McLEAN, Va. – Jan. 16, 2009 – Rates on 30-year mortgages set a record for a fifth straight week by dropping to below 5 percent, the lowest mark since Freddie Mac started tracking the data in 1971.
Mortgage rates have been dropping since late November, when the Federal Reserve said it was going to pump money into the banking system by buying $500 billion in mortgage-backed securities to get banks to lend more money and perhaps aid the ailing U.S. housing market.
Freddie Mac reported Thursday that average rates on 30-year fixed mortgages dropped to 4.96 percent this week, down from the previous record of 5.01 percent established last week.
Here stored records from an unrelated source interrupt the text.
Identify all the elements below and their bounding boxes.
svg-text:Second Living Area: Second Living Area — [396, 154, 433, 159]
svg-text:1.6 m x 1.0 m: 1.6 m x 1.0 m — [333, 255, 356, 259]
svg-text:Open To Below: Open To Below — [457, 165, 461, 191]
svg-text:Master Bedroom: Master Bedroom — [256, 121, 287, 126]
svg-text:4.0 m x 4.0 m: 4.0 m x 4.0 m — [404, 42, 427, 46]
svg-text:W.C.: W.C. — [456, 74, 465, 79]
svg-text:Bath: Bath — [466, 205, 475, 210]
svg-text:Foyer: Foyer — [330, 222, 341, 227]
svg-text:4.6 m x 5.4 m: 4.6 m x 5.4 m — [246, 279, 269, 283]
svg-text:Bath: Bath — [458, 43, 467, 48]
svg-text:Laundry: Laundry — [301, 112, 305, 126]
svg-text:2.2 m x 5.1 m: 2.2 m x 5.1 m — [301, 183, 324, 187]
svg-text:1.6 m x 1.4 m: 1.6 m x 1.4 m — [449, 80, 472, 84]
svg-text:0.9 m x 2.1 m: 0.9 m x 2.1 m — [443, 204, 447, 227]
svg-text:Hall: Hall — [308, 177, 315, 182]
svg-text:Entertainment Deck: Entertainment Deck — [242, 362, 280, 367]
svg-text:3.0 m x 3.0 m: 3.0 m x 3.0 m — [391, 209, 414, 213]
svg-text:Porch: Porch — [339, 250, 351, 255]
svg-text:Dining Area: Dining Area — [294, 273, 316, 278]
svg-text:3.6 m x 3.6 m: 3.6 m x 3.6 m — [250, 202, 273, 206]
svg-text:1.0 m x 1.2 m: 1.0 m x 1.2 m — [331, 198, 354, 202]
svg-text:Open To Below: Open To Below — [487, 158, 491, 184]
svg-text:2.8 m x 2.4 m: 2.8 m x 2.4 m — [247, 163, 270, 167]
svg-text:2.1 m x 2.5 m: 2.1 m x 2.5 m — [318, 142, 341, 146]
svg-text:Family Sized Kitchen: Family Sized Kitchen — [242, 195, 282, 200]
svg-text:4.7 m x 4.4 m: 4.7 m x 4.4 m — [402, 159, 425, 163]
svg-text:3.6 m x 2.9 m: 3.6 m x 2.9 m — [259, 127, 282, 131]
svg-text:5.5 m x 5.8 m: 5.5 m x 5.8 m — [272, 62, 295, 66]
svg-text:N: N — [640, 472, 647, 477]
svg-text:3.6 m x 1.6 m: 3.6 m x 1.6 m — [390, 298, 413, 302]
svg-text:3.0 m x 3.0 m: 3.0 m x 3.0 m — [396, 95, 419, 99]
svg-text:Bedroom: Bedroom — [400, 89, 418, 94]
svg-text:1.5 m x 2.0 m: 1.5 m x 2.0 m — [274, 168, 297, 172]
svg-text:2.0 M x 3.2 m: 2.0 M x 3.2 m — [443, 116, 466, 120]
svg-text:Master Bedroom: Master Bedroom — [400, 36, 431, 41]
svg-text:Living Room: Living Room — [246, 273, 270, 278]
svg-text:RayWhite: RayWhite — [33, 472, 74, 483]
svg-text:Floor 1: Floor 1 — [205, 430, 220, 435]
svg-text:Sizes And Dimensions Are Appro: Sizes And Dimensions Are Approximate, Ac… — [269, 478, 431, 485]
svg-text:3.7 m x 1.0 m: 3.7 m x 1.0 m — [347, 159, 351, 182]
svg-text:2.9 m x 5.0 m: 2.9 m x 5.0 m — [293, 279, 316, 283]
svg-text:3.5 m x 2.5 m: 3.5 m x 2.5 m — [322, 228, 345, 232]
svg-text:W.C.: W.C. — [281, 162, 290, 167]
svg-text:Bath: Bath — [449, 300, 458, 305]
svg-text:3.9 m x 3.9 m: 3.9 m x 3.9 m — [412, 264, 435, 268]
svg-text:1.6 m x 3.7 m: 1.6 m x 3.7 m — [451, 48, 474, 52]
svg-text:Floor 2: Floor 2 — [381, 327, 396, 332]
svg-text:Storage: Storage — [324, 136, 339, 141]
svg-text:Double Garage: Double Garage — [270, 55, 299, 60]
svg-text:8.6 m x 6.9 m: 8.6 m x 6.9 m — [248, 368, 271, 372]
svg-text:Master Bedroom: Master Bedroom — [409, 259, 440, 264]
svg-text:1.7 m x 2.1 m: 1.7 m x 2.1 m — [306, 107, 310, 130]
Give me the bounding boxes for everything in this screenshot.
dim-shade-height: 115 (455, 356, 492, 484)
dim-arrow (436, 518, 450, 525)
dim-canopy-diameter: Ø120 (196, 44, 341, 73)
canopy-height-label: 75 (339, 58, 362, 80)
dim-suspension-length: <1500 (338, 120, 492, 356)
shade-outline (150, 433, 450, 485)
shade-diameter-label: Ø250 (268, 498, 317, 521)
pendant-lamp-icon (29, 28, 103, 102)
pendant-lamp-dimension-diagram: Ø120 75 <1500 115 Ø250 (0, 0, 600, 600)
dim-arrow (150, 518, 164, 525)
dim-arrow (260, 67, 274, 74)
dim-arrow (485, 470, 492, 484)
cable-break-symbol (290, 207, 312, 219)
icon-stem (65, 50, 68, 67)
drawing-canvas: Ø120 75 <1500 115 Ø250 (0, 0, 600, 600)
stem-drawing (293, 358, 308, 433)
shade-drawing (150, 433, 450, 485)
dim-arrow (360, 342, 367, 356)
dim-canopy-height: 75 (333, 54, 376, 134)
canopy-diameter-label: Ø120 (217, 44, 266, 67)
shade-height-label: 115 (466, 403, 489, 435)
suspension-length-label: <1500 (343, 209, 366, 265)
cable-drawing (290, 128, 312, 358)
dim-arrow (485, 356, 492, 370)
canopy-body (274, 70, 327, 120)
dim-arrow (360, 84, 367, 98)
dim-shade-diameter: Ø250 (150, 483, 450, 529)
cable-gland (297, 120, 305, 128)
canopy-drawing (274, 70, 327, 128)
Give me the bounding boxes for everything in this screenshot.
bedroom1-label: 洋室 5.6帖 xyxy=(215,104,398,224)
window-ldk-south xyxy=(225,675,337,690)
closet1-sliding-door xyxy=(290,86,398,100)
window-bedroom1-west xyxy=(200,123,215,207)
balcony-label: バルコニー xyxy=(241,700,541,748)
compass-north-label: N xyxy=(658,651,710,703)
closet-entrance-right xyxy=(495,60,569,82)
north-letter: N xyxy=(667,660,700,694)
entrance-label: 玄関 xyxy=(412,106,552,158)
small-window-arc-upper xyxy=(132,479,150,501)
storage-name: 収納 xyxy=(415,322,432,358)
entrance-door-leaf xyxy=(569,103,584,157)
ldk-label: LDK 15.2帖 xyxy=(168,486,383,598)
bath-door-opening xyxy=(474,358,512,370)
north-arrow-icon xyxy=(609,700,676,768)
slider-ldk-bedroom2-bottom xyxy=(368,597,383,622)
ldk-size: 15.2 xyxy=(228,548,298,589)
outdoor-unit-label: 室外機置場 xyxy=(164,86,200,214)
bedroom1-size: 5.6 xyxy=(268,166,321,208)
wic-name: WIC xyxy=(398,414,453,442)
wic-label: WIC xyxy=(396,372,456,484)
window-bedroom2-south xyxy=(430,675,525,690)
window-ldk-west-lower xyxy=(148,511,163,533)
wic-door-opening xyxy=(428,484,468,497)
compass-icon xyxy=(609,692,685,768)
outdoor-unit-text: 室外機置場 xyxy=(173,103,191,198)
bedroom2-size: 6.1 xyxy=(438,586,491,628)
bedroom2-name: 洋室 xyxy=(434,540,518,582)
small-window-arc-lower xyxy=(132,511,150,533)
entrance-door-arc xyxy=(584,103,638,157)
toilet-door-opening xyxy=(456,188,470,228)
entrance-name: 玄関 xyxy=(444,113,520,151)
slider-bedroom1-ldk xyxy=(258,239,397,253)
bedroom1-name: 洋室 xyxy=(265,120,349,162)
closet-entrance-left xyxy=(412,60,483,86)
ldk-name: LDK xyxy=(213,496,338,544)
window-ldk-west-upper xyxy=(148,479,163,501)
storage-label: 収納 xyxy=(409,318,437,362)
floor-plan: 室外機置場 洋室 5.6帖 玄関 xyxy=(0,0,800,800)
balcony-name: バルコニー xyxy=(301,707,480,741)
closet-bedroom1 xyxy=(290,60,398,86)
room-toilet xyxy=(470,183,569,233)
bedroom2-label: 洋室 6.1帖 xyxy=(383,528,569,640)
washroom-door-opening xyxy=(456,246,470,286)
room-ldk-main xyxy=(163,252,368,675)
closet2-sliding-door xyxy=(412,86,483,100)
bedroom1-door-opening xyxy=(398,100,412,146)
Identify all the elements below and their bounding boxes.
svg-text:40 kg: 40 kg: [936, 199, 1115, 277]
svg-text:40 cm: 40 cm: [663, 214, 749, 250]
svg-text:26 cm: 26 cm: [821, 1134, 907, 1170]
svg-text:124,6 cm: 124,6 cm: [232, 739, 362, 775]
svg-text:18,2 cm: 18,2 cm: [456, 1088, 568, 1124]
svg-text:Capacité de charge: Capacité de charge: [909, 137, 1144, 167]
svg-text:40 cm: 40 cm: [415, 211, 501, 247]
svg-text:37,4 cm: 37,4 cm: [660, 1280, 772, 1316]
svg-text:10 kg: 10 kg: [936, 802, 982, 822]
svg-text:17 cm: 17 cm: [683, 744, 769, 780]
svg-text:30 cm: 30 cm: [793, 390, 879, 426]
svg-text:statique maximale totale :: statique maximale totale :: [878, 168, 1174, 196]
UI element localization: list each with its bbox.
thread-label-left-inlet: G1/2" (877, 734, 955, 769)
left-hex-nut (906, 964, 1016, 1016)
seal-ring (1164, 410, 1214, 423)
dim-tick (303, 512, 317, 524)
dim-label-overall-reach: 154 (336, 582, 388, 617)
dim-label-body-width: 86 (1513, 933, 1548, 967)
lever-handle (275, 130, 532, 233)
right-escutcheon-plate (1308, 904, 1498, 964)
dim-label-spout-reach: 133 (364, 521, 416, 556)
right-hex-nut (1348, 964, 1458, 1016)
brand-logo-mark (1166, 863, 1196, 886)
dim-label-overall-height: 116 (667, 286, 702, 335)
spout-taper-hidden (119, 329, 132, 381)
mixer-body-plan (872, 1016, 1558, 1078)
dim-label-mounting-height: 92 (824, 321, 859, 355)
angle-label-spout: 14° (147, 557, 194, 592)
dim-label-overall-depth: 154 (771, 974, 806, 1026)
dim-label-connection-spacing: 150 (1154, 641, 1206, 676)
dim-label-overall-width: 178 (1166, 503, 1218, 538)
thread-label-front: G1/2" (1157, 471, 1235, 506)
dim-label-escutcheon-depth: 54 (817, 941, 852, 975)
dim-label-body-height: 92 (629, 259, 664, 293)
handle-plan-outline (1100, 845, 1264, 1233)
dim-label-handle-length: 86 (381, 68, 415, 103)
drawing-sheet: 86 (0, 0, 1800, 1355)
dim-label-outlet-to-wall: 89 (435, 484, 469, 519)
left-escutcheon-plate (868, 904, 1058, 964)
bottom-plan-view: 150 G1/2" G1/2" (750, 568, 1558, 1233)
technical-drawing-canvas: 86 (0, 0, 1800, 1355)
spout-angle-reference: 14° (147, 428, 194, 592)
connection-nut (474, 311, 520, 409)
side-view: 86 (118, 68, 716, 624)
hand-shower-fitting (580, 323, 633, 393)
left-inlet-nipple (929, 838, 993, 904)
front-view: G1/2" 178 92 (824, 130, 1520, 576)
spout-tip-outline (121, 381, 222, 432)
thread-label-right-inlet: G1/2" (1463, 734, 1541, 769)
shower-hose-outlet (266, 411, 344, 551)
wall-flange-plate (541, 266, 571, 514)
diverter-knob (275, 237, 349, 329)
It was the 11th straight weekly drop, and way below the rate of 5.69 percent at the same time last year.
Rates at are their lowest since the company started its survey in April 1971, Freddie Mac said.
Frank Nothaft, Freddie Mac’s chief economist, said mortgage rates have fallen as the Treasury Department and the Fed added more than $100 billion in liquidity to the mortgage market since September.
The average rate on a 15-year fixed-rate mortgage rose to 4.65 percent. That rate was 4.62 percent last week, the lowest point since June 2003, Freddie Mac said.
Average rates on five-year, adjustable-rate mortgages fell to 5.25 percent, the lowest since the week ending Sept. 8, 2005, when it averaged 5.24 percent, Freddie Mac said. Rates on one-year, adjustable-rate mortgages fell to 4.89 percent, down from 4.95 percent last week.
The rates do not include add-on fees known as points. The nationwide fee for 30-year and 15-year mortgages averaged 0.7 point for this week. Fees for five-year adjustable rate mortgages averaged 0.6 point, compared with 0.5 point for one-year adjustable-rate mortgages.
Freddie Mac, and sibling company Fannie Mae, own or guarantee about half of the $11.5 trillion in U.S. outstanding home loan debt. The government seized control of the companies in September.